The vote on the Default Prevention Act (H.R. 692) comes just days before the Nov. 3 deadline for raising the debt limit.

Treasury Secretary Jack Lew said that his department will exhaust the extraordinary measures it has been using to preserve its borrowing capacity by Nov. 3. One of the extraordinary measures is the suspension of sales of State and Local Government Series securities (SLGS), which municipal issuers often purchase for their advance refunding escrows.

Under the bill, Treasury can issue new debt when the debt limit is reached solely to pay principal and interest on obligations held by the public and the Social Security Trust Funds. This new debt would be exempt from the debt limit and could not be used to compensate members of Congress. Congress would still have to raise the debt limit for Treasury to issue bonds to pay for new spending.

The House passed similar legislation in 2013. The Default Prevention Act was introduced in February by Rep. Tom McClintock, R-Calif., and it was approved by the House Ways and Means Committee in September on a party-line vote.

“This bill would do one big thing: It would guarantee that the United States will never default on its debt,” House Ways and Means Committee Chairman Paul Ryan, R-Wis., said ahead of the committee’s vote. He added that “if the United States missed a bond payment, it would shake the confidence of the world economy.”

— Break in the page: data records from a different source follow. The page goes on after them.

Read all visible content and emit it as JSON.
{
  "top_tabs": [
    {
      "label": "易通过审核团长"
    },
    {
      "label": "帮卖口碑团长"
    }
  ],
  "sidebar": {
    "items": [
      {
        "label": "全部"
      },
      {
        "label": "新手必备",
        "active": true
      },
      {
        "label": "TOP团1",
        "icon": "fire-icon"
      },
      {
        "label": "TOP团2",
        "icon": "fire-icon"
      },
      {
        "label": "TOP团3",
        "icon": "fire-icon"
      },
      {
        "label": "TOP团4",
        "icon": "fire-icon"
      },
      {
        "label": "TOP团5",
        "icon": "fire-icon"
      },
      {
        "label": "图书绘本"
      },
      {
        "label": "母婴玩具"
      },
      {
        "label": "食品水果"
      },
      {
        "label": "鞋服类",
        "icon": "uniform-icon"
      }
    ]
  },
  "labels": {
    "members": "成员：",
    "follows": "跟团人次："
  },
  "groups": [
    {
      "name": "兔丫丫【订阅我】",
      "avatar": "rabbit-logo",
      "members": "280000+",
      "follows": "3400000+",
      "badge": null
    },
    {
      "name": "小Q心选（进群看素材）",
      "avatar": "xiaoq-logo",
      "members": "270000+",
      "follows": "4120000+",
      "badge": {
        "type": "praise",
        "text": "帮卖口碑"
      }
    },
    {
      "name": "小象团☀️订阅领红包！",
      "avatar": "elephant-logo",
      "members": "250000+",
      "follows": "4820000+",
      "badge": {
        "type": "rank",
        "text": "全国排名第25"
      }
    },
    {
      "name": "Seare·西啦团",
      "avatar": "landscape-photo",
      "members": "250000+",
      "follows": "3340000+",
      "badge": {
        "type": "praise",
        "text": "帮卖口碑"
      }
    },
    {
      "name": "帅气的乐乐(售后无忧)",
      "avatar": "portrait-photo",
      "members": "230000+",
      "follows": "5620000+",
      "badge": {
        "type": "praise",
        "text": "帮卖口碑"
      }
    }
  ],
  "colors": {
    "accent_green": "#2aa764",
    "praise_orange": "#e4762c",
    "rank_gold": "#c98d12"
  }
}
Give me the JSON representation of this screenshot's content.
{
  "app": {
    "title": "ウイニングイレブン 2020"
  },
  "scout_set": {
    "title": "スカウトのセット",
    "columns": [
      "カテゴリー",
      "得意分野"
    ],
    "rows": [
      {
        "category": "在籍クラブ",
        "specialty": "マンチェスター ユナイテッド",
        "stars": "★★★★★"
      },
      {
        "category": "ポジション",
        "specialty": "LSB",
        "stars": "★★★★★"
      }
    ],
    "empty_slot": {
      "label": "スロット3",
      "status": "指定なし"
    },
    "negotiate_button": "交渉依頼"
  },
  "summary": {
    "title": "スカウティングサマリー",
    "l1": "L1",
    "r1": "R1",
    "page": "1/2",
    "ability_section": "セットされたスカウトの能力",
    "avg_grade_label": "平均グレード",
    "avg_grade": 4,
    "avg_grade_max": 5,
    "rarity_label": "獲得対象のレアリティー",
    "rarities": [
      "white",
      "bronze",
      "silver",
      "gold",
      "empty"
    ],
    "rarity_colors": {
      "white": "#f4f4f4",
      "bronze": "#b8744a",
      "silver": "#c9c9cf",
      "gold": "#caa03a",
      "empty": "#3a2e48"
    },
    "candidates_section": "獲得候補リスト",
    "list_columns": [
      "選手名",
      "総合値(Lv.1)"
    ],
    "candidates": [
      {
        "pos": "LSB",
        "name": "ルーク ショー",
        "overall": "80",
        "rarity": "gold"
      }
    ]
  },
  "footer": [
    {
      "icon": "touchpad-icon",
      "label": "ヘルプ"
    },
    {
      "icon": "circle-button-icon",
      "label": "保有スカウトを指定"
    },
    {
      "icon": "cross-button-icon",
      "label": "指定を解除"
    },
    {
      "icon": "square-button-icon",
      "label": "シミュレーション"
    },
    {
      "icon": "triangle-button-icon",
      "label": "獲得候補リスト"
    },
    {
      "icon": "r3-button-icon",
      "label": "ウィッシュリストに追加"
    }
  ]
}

But in the committee’s report of the bill, the panel’s Democratic members said that the legislation is effectively “a plan for an unprecedented default on the full faith and credit of the United States.” The committee Democrats said they are concerned the bill will prioritize paying debts to foreign bondholders over obligations to American veterans, troops, seniors and students.

Treasury also opposes this bill. Department spokesperson Daniel Watson wrote in a blog post last week that “it would be untenable for the United States to pick and choose which payments to default on, and is just another distraction from what Congress needs to do: take action to raise the debt limit as soon as possible.”

The Republican Study Committee, a conservative caucus of House Republicans, is supportive of the Default Prevention Act, an aide to the committee said. The RSC also released a proposal Tuesday that would increase the debt limit by about $1.5 trillion to $19.6 trillion, which is projected to be sufficient through March 2017, according to a summary of the plan.

The plan, called the Terms of Credit Act, would also create a new procedure to force action in the House to implement savings laid out by the House- and Senate-passed Budget Resolution. The House would also be required to vote on a balanced budget amendment by Dec. 31.

Under the proposal, neither chamber of Congress would be allowed to adjourn after Sept. 1 if the following fiscal year’s appropriation bills haven’t yet been passed. After the start of a fiscal year on Oct. 1, the Senate would not be able to filibuster at the start of debate on any of the appropriations bill for that year, according to the summary.

The Terms of Credit Act would also prohibit significant federal regulatory actions through July 1, 2017, with waivers allowed for health, safety and national security.